Paolo Di Canio must clarify his current political beliefs and distance himself from fascism, according to the Football Against Racism in Europe (FARE) group.

Last Updated: 01/04/13 at 16:19 Post Comment

Paolo Di Canio: Was pictured in 2005 making a raised-arm salute to a group of su

Paolo Di Canio: Was pictured in 2005 making a raised-arm salute to a group of su

Di Canio was announced the successor to sacked Sunderland boss Martin O'Neill on Sunday evening and his arrival immediatedly provoked controversy.

Former foreign secretary David Miliband swiftly resigned as Sunderland's vice chairman and non-executive director, citing the Italian's "past political statements".

The former Lazio striker has previously admitted to having fascist leanings, telling Italian news agency ANSA in 2005: "I am a fascist, not a racist."
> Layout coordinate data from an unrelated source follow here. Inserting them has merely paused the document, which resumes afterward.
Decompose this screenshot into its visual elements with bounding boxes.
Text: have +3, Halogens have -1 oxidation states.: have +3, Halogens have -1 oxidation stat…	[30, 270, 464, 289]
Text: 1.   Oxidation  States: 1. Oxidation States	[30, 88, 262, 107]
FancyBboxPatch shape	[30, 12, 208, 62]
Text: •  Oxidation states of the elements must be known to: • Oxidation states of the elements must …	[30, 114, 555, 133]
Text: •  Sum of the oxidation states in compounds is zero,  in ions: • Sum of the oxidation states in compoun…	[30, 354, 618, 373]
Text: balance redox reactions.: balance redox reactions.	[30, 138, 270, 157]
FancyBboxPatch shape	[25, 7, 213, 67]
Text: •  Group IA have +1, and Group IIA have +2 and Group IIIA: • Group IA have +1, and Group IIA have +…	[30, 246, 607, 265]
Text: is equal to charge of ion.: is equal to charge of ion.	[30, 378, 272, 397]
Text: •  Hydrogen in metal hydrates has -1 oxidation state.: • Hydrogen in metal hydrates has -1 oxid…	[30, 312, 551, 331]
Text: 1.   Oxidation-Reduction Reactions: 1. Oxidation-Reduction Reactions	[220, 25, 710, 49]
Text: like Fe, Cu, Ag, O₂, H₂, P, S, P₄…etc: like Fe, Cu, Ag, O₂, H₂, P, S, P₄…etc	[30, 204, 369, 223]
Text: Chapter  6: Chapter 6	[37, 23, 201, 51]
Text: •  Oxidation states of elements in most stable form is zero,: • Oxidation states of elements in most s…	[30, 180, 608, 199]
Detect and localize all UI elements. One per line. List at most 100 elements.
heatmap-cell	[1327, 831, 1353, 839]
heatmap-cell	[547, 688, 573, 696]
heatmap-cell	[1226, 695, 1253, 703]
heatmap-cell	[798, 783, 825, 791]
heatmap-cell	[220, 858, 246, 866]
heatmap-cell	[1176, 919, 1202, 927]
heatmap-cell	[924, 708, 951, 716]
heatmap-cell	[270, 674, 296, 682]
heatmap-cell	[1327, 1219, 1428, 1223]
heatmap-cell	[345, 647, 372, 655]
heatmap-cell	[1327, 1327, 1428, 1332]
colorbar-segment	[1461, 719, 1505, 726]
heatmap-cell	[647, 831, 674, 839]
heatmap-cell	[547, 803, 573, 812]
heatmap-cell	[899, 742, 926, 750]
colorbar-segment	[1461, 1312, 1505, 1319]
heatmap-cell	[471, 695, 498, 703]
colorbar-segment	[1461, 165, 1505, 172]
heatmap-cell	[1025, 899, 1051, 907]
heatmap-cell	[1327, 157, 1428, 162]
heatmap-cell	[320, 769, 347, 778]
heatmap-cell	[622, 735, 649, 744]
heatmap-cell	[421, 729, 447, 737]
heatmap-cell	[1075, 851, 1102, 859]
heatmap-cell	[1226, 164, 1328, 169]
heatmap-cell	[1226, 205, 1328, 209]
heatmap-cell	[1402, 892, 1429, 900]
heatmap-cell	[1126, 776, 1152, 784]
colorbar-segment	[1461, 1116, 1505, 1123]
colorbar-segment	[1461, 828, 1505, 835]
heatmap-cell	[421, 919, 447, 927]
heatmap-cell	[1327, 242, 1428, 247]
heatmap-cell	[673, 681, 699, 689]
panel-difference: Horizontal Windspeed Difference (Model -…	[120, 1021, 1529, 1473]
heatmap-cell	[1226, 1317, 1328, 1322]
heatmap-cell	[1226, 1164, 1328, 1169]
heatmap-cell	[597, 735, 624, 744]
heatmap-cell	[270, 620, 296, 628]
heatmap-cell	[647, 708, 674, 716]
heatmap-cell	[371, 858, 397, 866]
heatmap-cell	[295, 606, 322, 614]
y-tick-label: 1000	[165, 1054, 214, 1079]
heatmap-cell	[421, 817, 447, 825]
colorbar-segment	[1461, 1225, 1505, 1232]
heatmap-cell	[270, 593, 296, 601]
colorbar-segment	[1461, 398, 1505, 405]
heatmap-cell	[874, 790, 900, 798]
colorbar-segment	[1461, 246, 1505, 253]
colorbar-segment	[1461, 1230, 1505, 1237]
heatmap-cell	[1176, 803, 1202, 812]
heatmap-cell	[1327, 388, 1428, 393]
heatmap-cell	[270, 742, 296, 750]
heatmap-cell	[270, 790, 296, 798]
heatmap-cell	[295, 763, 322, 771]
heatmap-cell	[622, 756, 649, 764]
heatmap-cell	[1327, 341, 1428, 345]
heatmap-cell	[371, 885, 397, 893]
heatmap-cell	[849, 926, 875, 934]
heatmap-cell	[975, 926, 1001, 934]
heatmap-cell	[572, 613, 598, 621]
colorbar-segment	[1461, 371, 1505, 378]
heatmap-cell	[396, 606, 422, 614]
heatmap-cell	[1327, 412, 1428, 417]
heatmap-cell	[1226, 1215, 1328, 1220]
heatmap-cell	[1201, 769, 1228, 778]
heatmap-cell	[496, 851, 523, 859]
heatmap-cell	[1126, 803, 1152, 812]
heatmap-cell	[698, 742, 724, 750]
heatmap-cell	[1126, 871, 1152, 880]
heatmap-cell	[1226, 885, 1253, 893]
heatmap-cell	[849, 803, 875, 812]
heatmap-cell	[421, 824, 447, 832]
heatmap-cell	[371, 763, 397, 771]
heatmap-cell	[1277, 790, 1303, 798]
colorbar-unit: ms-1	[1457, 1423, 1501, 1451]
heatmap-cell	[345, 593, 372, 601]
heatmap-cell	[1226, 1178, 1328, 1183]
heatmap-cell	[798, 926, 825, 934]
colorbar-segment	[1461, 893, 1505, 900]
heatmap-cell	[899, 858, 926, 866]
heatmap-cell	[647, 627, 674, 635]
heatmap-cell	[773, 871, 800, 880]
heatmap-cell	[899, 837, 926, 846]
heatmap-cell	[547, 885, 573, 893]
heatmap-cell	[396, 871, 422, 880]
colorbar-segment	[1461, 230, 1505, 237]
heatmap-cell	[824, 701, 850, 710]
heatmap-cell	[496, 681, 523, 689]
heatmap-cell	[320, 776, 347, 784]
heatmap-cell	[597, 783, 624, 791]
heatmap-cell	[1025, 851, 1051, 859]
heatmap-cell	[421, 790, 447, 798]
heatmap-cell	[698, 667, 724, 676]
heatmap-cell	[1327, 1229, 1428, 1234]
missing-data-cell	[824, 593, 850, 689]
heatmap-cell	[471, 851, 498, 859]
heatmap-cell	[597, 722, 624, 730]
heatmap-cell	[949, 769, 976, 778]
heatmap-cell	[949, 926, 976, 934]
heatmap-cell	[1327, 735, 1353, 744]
Describing Di Canio's appointment as "worrying", FARE director Piara Powar said: "When there is a rise of intolerance and there is a coach in the Premier League, which is the most watched league globally, who hasn't clarified or wanted to renounce his fascist views during his time in the UK, it is a worrying time.

"Di Canio has the opportunity to clarify his views and let us know what his approach will be and how his strongly held views will influence how he will do his job.

"I think from our perspective we would say we are seeing the rise of the far right and the intolerance and hatred that goes with that across Europe. Being a fascist is not a soft political label.

"In many way it's a political label that comes across with all sorts of dangerous ideas and ideals and that is the concern for us.

"There has been a lot gone on in football over issues of race and that gives a different focus to a manager who calls himself a fascist being appointed to a top post.

"I think there is no place in a sport which seeks to draw out positive impact on social relations and community to have someone who says 'I am a fascist'."

But former Swindon chairman Jeremy Wray, who gave Di Canio his first job in management, insisted the Italian's political views were "irrelevant" and described Miliband's resignation as a "sad, knee-jerk response".

"I doubt David Miliband has ever met Paolo Di Canio," Wray said. "I've known him for two years. I don't think politics was ever discussed once.

"I think anybody's political views and their private views - as long they're private and (away from) how they conduct themselves away from their job - are pretty irrelevant.

"Nothing of that was ever discussed during his time at Swindon. He was focused full-on 24 hours on success for us and that's what he'll do for Sunderland.

"Paolo will have many strong views but I doubt if it's really relevant to keeping Sunderland in the Premiership."